İbrahim Halil Tümer 1914'te Ankara'da doğdu. Üvey anne elinde zor bir çocukluk geçirdi. Okuldan sonra babasının bakkalında çalışıyordu. Adalet duygusu da bu dönemde alevlendi. Ekmek kapılarına kesilen her usulsüz ceza, belleğinde derin yaralar açtı. Daha ilköğretim yıllarında, yakınlarına "Okuyup yargıç olacağım. Kanunsuzluklarla mücadele edip; yetimin, yoksulun hakkını adeletle savunacağım'' diyordu. Ankara Hukuk Fakültesi'ne çok yüksek bir puanla girmeyi başardı. Hem üniversiteye gitti, hem çalıştı. Fakülteden boş kalan zamanlarında Ankara Adliyesi'ndeki ilginç davaları takip etti. Hukuk fakültesini ilk 3'te bitirdi. Bir gün, işadamı Vehbi Koç'un yakın arkadaşı Mehmet Öktemer'in büyük kızı Müzeyyen Öktemer'le karşılaştı. Görür görmez Müzeyyen Hanım'a âşık oldu. Bu aşk kısa bir süre sonra evlilikle taçlandı. Tam 67 yıl aynı yastığa baş koyan çiftin 3 çocuğu oldu.
SANIĞI İDAMDAN KURTARDI
Yargıç Tümer, Anadolu'yu karış karış dolaştı. Başta Ankara Kızılcahamam ve Konya Ilgın olmak üzere birçok yerde görev yaptı. Oralara adaleti kâh at üzerinde, kâh kilometrelerce yürüyerek götürdü. Yılmadı çünkü onun işi adalet dağıtmaktı. İstanbul'da ilk görev yeri Kartal Adliyesi'ydi. 27 Mayıs darbesinde İstanbul Adliyesi'ne başmuavin, darbeden sonra da Beyoğlu Adliyesi'ne yargıç olarak atandı. Asayişin olmadığı, mafyanın yeni yeni filizlendiği o yıllarda, zamanın ünlü kabadayısı "Berbat Süleyman" ve adamlarını yargıladı. Bir gün duruşma salonunda arbede çıktı. 'Berbat Süleyman' sanık sandalyesini kaptığı gibi kürsüye yürüdü. Yargıç Halil Tümer de, ayağa kalkarak, kabadayının üstüne yürüdü ve onu sindirdi. Ertesi gün tüm yazılı basın, ondan "kabadayıdan korkmayan yargıç" diye bahsediyordu. Ardından annesini öldürmekten yargılanan 2 kardeşten Süleyman Kanca'nın suçsuzluğunu ispatladı ve onu idamdan kurtardı.

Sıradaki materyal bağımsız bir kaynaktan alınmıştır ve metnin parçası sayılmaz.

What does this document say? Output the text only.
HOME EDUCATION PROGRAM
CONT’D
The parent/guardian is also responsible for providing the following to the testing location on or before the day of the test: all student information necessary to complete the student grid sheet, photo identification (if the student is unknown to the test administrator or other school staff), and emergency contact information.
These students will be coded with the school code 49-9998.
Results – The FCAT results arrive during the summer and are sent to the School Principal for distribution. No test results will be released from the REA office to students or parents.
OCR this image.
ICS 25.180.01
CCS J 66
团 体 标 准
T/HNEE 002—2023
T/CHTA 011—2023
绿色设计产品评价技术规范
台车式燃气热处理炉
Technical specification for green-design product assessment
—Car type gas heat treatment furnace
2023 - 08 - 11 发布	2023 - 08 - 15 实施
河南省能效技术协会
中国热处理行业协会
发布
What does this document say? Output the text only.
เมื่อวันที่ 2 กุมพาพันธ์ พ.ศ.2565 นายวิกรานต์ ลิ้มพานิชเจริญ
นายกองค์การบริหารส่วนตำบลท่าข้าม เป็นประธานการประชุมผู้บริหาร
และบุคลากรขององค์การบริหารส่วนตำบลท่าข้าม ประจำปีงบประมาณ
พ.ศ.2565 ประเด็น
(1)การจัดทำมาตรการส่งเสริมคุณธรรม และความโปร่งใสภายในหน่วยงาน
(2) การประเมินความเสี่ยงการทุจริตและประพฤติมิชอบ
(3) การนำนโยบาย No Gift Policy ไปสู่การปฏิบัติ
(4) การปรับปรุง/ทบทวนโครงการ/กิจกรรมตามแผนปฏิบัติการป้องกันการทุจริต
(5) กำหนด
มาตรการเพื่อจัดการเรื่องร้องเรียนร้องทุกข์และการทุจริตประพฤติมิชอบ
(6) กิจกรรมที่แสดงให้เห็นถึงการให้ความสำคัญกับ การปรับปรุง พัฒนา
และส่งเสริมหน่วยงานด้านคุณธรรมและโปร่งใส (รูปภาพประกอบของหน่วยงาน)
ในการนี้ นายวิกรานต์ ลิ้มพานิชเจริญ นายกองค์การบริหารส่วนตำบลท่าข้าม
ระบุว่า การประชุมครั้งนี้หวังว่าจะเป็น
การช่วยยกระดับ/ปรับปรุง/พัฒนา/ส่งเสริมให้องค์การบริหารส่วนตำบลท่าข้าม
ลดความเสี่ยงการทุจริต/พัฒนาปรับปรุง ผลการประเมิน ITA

'HEP VİCDANIMIN SESİNİ DİNLEDİM'
İbrahim Halil Tümer, 41 yıllık meslek hayatına, Sarıyer Adliyesi'ndeki son duruşmasında, gözyaşlarıyla veda etti. Bu vedanın ardından verdiği röportajda, "Sadece görevimi ve olması gerekeni yaptım. 100 bine yakın davada vicdanımın sesini dinleyerek hareket ettim. Arkamda ne insan, ne siyasi parti olarak kimse olmadı. Hakkın teslimi için çalıştım. Ben bir halk çocuğu idim ve öyle de kaldım" dedi. Başını öne eğmeden yaşayan Tümer, yaşlılığa bağlı olarak organ yetmezliği sorunu çekiyordu. Ve kalbi, yılların yorgunluğuna daha fazla dayanamadı. 97 yaşındaki İbrahim Halil Tümer, 11 Şubat'ta, Acıbadem Hastanesi'nde hayatını kaybetti. Cenazesi, 13 Şubat'ta Fenerbahçe Camisi'nde kılınan cenaze namazının ardından Tuzla Mezarlığı'na defnedildi. Geride ise yurdun çeşitli kentlerindeki adliyelerde, onun gibi adalet dağıtan yüzlerce kanun adamı bıraktı.